Tampoco desde una visión netamente economicista pero racional, que considere tanto la macro como la microeconomía, sería coherente validar la desfinanciación y el virulento ataque del que venimos hablando: un Estado que se empeña en destruir un bien oneroso y multiplicador de actividad y riqueza en distintos planos representa un sinsentido mayúsculo.

Se entiende que en los países capitalistas la oferta de bienes y servicios de calidad a precios excelentes es tan virtuosa como deseable, una de las bases del creciente bienestar que el sistema dice o promete brindar a la ciudadanía. La actividad teatral no choca con esta visión.

La mentada relación precio-calidad es rasgo esencial del teatro independiente: quien elige sus propuestas artísticas frente a las más costosas del  circuito comercial queda con más dinero en el bolsillo sin privarse de la excelencia. El excedente irá a la economía real, a otros bienes.  O al ahorro, otra de las mentadas panaceas del sistema.

La dinámica hasta aquí descripta es positiva desde todo punto de vista. Se impone explicarse tan feroz ataque por la ideologización extrema del libertarianismo que aquí gobierna y, en concreto, una guerra irracional, destructiva e infame, que unifica a las derechas radicalizadas a través de la ofensiva contra todo lo que ellas etiquetan como progresista, woke e igualitarista.

El brutalismo, como puede esperarse, embrutece de fanatismo y encara brutales contiendas sin vergüenza a la contradicción de sus postulados de libertad, economía y mercado. Se apodera del estado que dice aborrecer, lo profundiza en arbitrariedad, lo burocratiza y lo usa contra los que ha tildado de enemigos, enemigos jurados desde su óptica sesgada, al tiempo que empobrece en todo sentido a las mayorías, en especial a los estratos medios.

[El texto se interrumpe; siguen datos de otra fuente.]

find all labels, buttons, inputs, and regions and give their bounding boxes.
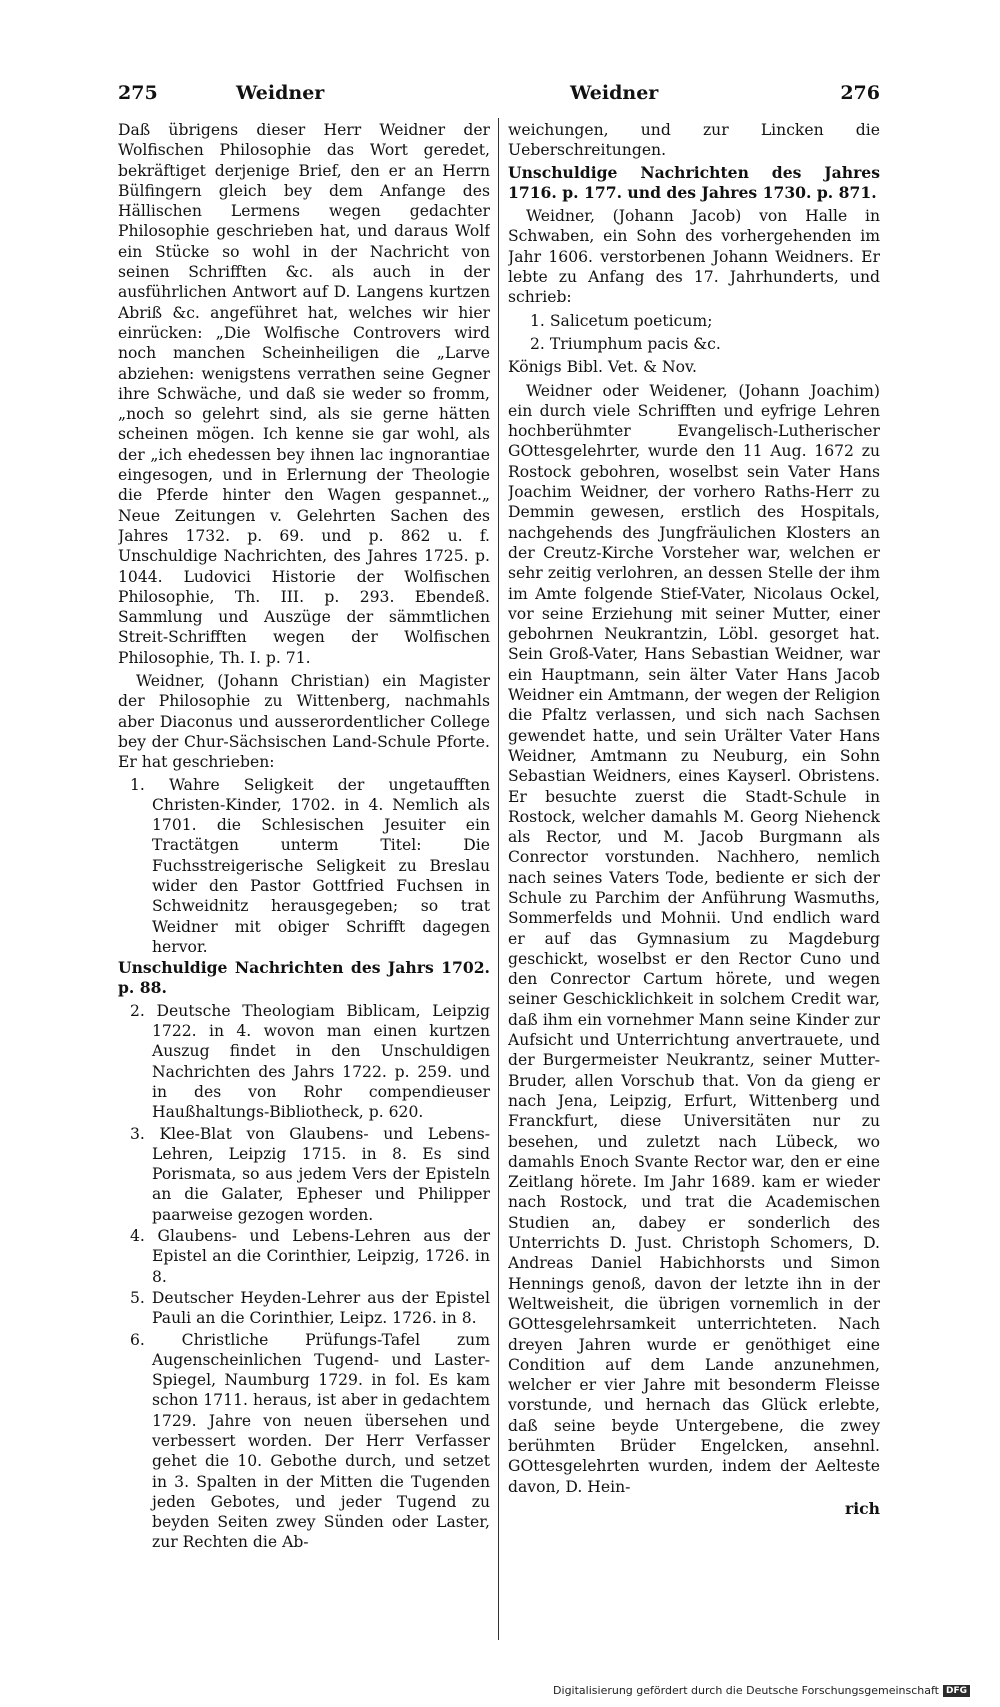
- citation: Unschuldige Nachrichten des Jahrs 1702. p. 88.: [118, 958, 490, 998]
- header-word-right: Weidner: [570, 82, 659, 104]
- list-item: 2. Deutsche Theologiam Biblicam, Leipzig 1722. in 4. wovon man einen kurtzen Auszug findet in den Unschuldigen Nachrichten des Jahrs 1722. p. 259. und in des von Rohr compendieuser Haußhaltungs-Bibliotheck, p. 620.: [130, 1001, 490, 1122]
- paragraph-continuation: weichungen, und zur Lincken die Ueberschreitungen.: [508, 121, 880, 160]
- digitization-credit: [553, 1684, 970, 1697]
- entry-johann-joachim: Weidner oder Weidener, (Johann Joachim) ein durch viele Schrifften und eyfrige Lehren hochberühmter Evangelisch-Lutherischer GOttesgelehrter, wurde den 11 Aug. 1672 zu Rostock gebohren, woselbst sein Vater Hans Joachim Weidner, der vorhero Raths-Herr zu Demmin gewesen, erstlich des Hospitals, nachgehends des Jungfräulichen Klosters an der Creutz-Kirche Vorsteher war, welchen er sehr zeitig verlohren, an dessen Stelle der ihm im Amte folgende Stief-Vater, Nicolaus Ockel, vor seine Erziehung mit seiner Mutter, einer gebohrnen Neukrantzin, Löbl. gesorget hat. Sein Groß-Vater, Hans Sebastian Weidner, war ein Hauptmann, sein älter Vater Hans Jacob Weidner ein Amtmann, der wegen der Religion die Pfaltz verlassen, und sich nach Sachsen gewendet hatte, und sein Urälter Vater Hans Weidner, Amtmann zu Neuburg, ein Sohn Sebastian Weidners, eines Kayserl. Obristens. Er besuchte zuerst die Stadt-Schule in Rostock, welcher damahls M. Georg Niehenck als Rector, und M. Jacob Burgmann als Conrector vorstunden. Nachhero, nemlich nach seines Vaters Tode, bediente er sich der Schule zu Parchim der Anführung Wasmuths, Sommerfelds und Mohnii. Und endlich ward er auf das Gymnasium zu Magdeburg geschickt, woselbst er den Rector Cuno und den Conrector Cartum hörete, und wegen seiner Geschicklichkeit in solchem Credit war, daß ihm ein vornehmer Mann seine Kinder zur Aufsicht und Unterrichtung anvertrauete, und der Burgermeister Neukrantz, seiner Mutter-Bruder, allen Vorschub that. Von da gieng er nach Jena, Leipzig, Erfurt, Wittenberg und Franckfurt, diese Universitäten nur zu besehen, und zuletzt nach Lübeck, wo damahls Enoch Svante Rector war, den er eine Zeitlang hörete. Im Jahr 1689. kam er wieder nach Rostock, und trat die Academischen Studien an, dabey er sonderlich des Unterrichts D. Just. Christoph Schomers, D. Andreas Daniel Habichhorsts und Simon Hennings genoß, davon der letzte ihn in der Weltweisheit, die übrigen vornemlich in der GOttesgelehrsamkeit unterrichteten. Nach dreyen Jahren wurde er genöthiget eine Condition auf dem Lande anzunehmen, welcher er vier Jahre mit besonderm Fleisse vorstunde, und hernach das Glück erlebte, daß seine beyde Untergebene, die zwey berühmten Brüder Engelcken, ansehnl. GOttesgelehrten wurden, indem der Aelteste davon, D. Hein-: [508, 381, 880, 1496]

También el despojo a las clases medias, algo que luce como primer paso de la destrucción del bienestar general que busca el libertarianismo, implica no solamente una privación material vía transferencia de recursos sino, además, el afán de alejarlas todo lo posible de los bienes simbólicos que alguna vez las fortalecieron.

Por infortunio, el teatro independiente es símbolo de muchas de las riquezas culturales que el tétrico experimento socio-político que padecemos –justificado en un economicismo a todas luces contradictorio y dañino, especulativo en esencia- tiene en vistas extirpar a como dé lugar. El potencial de esas riquezas para la toma de conciencia, cuestionamiento de sentido común impuesto y lucha, desvela al libertariano.

El ataque desde el plano económico es, entonces, un recurso espurio de esta guerra. No puede justificarse, como se intenta con voz oficial, desde el nivel macroeconómico, por tratarse de una erogación sin peso en ese nivel pero, por oposición, de gran valor en el plano microeconómico. En definitiva, una impostura a la medida de fanáticos e ingenuos.

El tesoro del acontecimiento teatral tiene tras de sí aspectos que el amante del teatro, naturalmente, no acostumbra evaluar ni tener presentes en todo momento. Se trata de inversiones, ingresos y egresos de dinero, contratación y oferta de servicios, etc. Incluso la denominada cultura del trabajo muestra un desarrollo sostenido en este ámbito.

Pensar en algo tan sencillo como ampliar o remodelar una sala –o su simple mantenimiento e iluminación- dispara relaciones con la construcción, los insumos específicos, el trabajo de mano de obra y mucho más. Este ejemplo, por supuesto, es ínfimo reflejo de la enorme red de intercambios y transacciones que se generan en torno a la actividad teatral.

El gran motor que representa el teatro independiente, entonces, se proyecta mucho más allá de lo que a simple vista suele apreciarse. Quizá la costumbre de centrarnos en su valor como bien intangible, simbólico,  nos haya llevado a no prestarle la suficiente atención a su importancia para el dinamismo microeconómico, a su protagonismo en una economía real hoy comatosa que necesita de todos los aportes que la ayuden a superar el letargo empobrecedor.

Valorar el teatro, participar de sus irrepetibles acontecimientos y rituales es, por suerte, un privilegio que todavía está al alcance de quienes sienten la atracción de este humano universo artístico. Su defensa, nos guste o no, también reclama hacer explícita una visión que permita argumentar a través de aspectos ligados a una realidad que, por poco que nos seduzca describirla, tiene fuerza de supervivencia en el trance actual.